Performance Testing Duct Work
by Arnie Katz
Q: One of my neighbors read an article that said leaks in the ductwork of your house can cause a big increase in your energy bills, and apparently there are companies out there offering to locate and repair your duct leaks. Is this for real or just another scam?
A: The first time I heard someone talk about duct leakage, I frankly thought they had gone quackers. It turns out, however, that duct leakage is a major factor, not only in your energy bills, but also in terms of your health, safety, and comfort, along with the durability of your home.
Studies done in North Carolina by Advanced Energy suggest that, on average, 15%-25% of what we spend for heating and cooling our homes is being lost through leaks in the ductwork. This is consistent with findings in several other states.
Even more important than the energy costs, however, are some of the other consequences of duct leaks. If, for instance, you have a leaky return duct in your crawl space, every time your system kicks on you'll be sucking crawl space air into your house. This means that your family is breathing whatever moisture, mold, mildew, or termite poison happens to be down there. A similar leak in the attic can be circulating dust, insulation particles, etc., throughout the house.

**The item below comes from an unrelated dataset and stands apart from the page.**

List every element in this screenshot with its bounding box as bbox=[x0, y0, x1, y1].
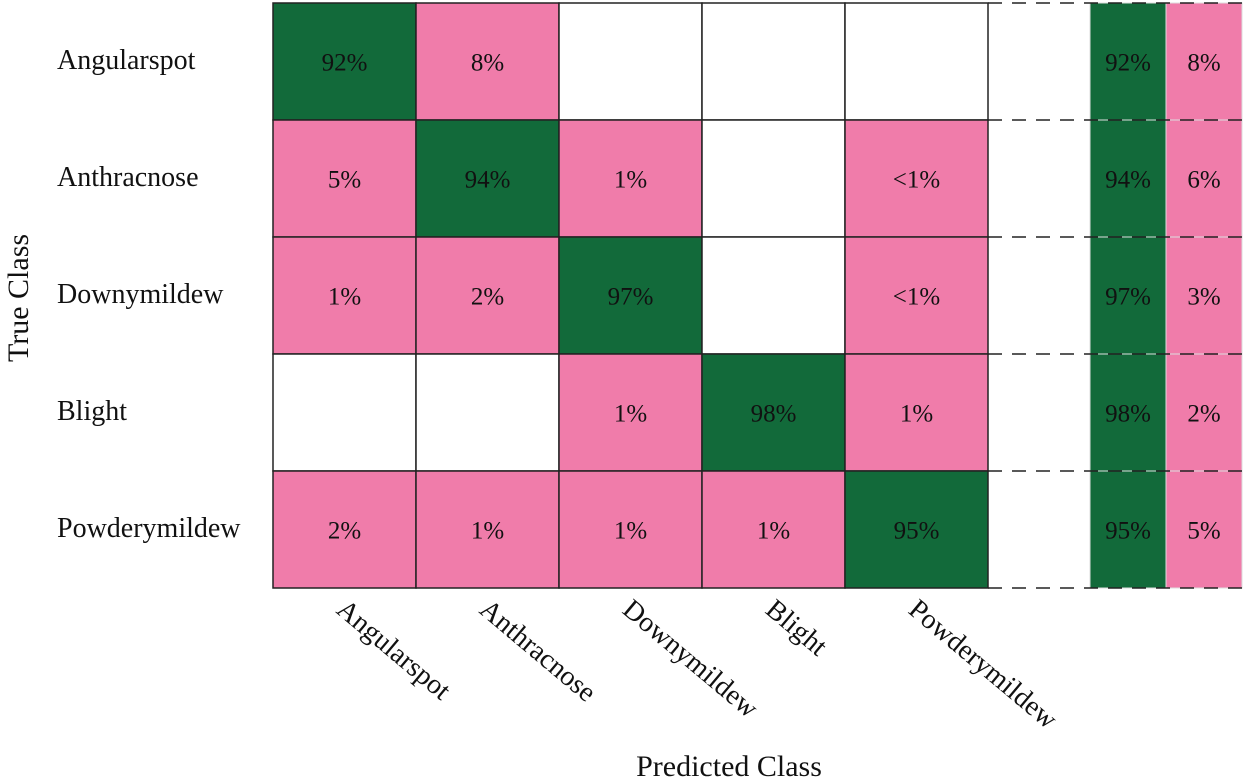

Another serious problem associated with duct leakage is the creation of negative pressures in various part of the house which can cause combustion appliances like fireplaces, water heaters, and furnaces to back draft and spill carbon monoxide into the house.
One reason for being skeptical is that things like "negative pressures" can't be seen or even felt, and it would be easy for someone to claim you have a problem when you don't. Another reason is that ducts have been in houses for decades. Why is this a problem all of a sudden?
The fact is that the tools and equipment needed to diagnose these problems in an affordable manner have only been around for several years. Very accurate digital pressure gauges and carbon monoxide detectors didn't exist a few years ago. Machines that can pressurize the duct system and measure the leakage have only come into existence over the last decade. The problems have existed for as long as we've been moving air around the house to heat and cool, but our ability to measure what's really going on has changed dramatically.
The key is to find someone who has these tools and has been trained in how to use them. North Carolina is home to the finest duct diagnosis and repair training program in the nation, and over 175 people have gone through the program and are qualified to diagnose and repair duct leakage and pressure problems.
If you're building a new home, be sure to insist that you get a sealed duct system. This means that the ducts are sealed with mastic, not with tape, and have been tested. Some utilities have a duct-sealing requirement in their new home programs. North Carolina Power, for instance, requires duct sealing in their Energy Saver Plus program, and they actually test the houses for compliance. Check with your utility to see what they offer.
Duct leakage is fairly easy to eliminate in new construction at minimal added cost. In existing homes, repairs can often be made at reasonable costs as well. Given the payback in terms of reduced energy bills and cleaner indoor air, it's well worth it.